官方题解中没有使用任何包装好的算法，将split和startsWith都自行实现了。看到这里的时候我开始回忆这两个方法的实现，竟然也要像做题一样重新去想。

startsWith()

调用入口如下：

public boolean startsWith(String prefix) {
    return startsWith(prefix, 0);
}

实现方法如下：

public boolean startsWith(String prefix, int toffset) {
    char ta[] = value;
    int to = toffset;
    char pa[] = prefix.value;
    int po = 0;
    int pc = prefix.value.length;
    // Note: toffset might be near -1>>>1.
    if ((toffset < 0) || (toffset > value.length - pc)) {
        return false;
    }
    while (--pc >= 0) {
        if (ta[to++] != pa[po++]) {
            return false;
        }
    }
    return true;
}

转char遍历实现比较，O(n)

split()

看完startsWith()之后又顺带看了一下split底层实现，基于正则的实现，防御性做得很不错。

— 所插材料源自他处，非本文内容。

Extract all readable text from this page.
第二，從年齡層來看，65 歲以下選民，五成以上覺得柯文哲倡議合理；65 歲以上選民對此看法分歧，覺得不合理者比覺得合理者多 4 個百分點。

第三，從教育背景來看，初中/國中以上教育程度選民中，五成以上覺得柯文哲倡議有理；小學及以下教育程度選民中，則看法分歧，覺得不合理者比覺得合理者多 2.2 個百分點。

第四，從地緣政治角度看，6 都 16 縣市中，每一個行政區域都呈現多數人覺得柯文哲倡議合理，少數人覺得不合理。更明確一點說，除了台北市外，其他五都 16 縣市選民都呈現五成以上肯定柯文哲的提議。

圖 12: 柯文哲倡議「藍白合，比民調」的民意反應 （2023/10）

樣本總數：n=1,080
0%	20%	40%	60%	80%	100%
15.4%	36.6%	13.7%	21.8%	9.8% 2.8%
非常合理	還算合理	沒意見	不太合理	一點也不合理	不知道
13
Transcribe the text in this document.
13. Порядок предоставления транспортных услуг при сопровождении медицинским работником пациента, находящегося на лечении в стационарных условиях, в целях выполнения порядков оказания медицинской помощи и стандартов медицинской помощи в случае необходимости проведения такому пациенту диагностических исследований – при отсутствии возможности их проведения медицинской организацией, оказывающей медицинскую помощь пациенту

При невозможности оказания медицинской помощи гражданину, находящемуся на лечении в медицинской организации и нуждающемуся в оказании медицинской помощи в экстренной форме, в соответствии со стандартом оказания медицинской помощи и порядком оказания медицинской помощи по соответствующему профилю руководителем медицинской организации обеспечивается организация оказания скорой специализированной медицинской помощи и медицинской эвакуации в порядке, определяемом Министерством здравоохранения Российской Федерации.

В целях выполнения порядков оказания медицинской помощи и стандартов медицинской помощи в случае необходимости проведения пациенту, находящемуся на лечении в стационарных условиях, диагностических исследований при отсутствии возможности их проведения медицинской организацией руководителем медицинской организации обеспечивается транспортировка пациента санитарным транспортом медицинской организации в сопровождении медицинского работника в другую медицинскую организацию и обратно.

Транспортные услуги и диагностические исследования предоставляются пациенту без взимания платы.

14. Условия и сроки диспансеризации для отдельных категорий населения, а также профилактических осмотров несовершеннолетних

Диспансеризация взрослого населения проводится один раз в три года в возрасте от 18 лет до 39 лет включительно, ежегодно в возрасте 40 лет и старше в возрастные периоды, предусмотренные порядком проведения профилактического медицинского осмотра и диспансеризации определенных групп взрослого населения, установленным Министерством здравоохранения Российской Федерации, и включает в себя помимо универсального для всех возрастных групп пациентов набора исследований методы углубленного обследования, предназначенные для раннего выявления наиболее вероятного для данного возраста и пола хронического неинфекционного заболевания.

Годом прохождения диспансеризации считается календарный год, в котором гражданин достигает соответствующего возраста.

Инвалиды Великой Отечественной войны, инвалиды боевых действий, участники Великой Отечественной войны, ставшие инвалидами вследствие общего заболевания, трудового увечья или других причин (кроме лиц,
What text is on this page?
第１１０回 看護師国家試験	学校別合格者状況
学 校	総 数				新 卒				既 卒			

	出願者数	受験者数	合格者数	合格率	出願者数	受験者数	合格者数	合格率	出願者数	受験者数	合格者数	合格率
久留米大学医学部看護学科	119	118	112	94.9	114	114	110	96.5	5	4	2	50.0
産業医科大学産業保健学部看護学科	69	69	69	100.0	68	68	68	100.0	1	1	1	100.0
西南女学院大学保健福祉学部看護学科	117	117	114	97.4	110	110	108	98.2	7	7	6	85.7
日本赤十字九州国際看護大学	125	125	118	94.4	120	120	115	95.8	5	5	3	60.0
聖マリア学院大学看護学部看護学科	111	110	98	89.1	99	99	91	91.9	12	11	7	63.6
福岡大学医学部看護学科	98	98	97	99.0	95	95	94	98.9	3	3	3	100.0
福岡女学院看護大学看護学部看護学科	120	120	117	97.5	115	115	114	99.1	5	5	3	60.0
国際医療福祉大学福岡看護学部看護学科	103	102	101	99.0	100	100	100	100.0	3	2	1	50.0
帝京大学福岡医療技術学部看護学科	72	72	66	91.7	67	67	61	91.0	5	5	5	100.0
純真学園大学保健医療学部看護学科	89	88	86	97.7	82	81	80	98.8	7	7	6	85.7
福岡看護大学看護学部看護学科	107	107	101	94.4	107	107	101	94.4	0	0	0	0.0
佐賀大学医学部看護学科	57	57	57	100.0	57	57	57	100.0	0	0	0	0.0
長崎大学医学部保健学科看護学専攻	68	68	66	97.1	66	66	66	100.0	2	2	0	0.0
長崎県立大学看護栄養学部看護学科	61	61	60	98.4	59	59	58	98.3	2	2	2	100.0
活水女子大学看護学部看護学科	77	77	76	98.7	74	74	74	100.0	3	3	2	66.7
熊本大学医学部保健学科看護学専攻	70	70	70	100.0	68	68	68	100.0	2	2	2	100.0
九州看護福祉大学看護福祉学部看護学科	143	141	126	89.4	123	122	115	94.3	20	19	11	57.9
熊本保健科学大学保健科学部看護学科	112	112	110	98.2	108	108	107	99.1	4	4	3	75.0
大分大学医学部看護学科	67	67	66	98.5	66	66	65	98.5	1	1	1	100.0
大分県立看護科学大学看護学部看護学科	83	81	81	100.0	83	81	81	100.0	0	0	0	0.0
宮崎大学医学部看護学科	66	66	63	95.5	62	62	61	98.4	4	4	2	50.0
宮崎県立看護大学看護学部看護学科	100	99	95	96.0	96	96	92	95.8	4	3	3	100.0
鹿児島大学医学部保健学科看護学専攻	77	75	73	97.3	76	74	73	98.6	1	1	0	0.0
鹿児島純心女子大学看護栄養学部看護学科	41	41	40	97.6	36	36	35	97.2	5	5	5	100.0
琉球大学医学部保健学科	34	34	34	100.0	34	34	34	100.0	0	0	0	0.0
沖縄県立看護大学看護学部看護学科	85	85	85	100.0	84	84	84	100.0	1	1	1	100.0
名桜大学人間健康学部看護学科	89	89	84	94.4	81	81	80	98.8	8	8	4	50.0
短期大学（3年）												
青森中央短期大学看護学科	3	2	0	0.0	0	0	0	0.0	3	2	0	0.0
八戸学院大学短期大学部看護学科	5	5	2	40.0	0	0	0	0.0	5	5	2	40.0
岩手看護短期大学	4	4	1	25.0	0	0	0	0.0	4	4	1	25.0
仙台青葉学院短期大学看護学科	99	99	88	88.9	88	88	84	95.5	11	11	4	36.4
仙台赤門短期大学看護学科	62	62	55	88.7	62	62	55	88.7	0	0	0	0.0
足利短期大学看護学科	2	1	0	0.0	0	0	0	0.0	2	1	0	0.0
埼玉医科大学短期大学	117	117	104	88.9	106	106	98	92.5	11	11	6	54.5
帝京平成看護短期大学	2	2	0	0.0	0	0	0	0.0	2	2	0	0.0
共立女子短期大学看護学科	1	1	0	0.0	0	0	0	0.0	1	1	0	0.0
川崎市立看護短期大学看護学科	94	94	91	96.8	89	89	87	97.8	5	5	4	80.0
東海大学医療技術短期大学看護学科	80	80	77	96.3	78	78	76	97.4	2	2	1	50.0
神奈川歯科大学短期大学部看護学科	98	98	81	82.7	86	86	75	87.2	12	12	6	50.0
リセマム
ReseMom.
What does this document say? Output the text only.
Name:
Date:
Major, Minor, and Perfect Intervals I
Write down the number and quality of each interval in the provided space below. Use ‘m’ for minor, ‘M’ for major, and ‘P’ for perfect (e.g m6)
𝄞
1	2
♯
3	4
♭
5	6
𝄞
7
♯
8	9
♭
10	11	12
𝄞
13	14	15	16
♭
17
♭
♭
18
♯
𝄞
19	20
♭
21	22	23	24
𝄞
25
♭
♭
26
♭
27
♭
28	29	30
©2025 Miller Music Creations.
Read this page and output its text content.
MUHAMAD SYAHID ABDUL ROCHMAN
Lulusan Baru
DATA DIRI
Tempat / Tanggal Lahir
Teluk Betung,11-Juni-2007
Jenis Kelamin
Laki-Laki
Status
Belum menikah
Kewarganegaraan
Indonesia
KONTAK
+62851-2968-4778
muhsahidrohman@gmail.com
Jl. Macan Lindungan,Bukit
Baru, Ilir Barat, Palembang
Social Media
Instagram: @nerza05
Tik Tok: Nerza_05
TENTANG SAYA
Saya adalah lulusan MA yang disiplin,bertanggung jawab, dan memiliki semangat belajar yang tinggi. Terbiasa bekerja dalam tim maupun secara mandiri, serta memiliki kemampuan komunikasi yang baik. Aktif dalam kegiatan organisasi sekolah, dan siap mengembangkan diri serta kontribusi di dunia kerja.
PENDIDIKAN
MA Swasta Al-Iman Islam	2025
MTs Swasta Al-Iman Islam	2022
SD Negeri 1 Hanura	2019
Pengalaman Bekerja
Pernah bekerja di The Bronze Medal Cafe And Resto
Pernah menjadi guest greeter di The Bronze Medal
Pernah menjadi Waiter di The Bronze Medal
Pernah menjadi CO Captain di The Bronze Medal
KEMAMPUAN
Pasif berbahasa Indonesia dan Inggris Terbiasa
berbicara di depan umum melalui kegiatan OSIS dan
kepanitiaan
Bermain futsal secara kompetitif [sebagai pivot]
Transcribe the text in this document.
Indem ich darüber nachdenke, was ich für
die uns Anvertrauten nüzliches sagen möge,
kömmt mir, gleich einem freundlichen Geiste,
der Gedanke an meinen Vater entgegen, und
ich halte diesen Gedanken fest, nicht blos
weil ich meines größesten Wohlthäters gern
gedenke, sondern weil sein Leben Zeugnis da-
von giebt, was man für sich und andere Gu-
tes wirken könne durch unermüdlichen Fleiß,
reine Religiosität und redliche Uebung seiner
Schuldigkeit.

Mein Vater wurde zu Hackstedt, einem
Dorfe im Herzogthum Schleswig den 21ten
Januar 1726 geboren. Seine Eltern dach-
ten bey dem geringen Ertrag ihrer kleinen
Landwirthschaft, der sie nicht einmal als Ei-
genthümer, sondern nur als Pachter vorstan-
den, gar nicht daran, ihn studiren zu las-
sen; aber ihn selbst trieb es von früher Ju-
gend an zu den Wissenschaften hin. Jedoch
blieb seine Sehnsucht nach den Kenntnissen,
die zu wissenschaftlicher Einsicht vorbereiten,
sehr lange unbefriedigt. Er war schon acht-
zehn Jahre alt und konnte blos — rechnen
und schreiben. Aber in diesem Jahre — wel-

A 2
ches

 public String[] split(String regex, int limit) {
        /* fastpath if the regex is a
         (1)one-char String and this character is not one of the
            RegEx's meta characters ".$|()[{^?*+\", or
         (2)two-char String and the first char is the backslash and
            the second is not the ascii digit or ascii letter.
         */
        char ch = 0;
        if (((regex.value.length == 1 &&
             ".$|()[{^?*+\".indexOf(ch = regex.charAt(0)) == -1) ||
             (regex.length() == 2 &&
              regex.charAt(0) == '\' &&
              (((ch = regex.charAt(1))-'0')|('9'-ch)) < 0 &&
              ((ch-'a')|('z'-ch)) < 0 &&
              ((ch-'A')|('Z'-ch)) < 0)) &&
            (ch < Character.MIN_HIGH_SURROGATE ||
             ch > Character.MAX_LOW_SURROGATE))
        {
            int off = 0;
            int next = 0;
            boolean limited = limit > 0;
            ArrayList<String> list = new ArrayList<>();
            while ((next = indexOf(ch, off)) != -1) {
                if (!limited || list.size() < limit - 1) {
                    list.add(substring(off, next));
                    off = next + 1;
                } else {    // last one
                    //assert (list.size() == limit - 1);
                    list.add(substring(off, value.length));
                    off = value.length;
                    break;
                }
            }
            // If no match was found, return this
            if (off == 0)
                return new String[]{this};

            // Add remaining segment
            if (!limited || list.size() < limit)
                list.add(substring(off, value.length));

            // Construct result
            int resultSize = list.size();
            if (limit == 0) {
                while (resultSize > 0 && list.get(resultSize - 1).isEmpty()) {
                    resultSize--;
                }
            }
            String[] result = new String[resultSize];
            return list.subList(0, resultSize).toArray(result);
        }
        return Pattern.compile(regex).split(this, limit);
    }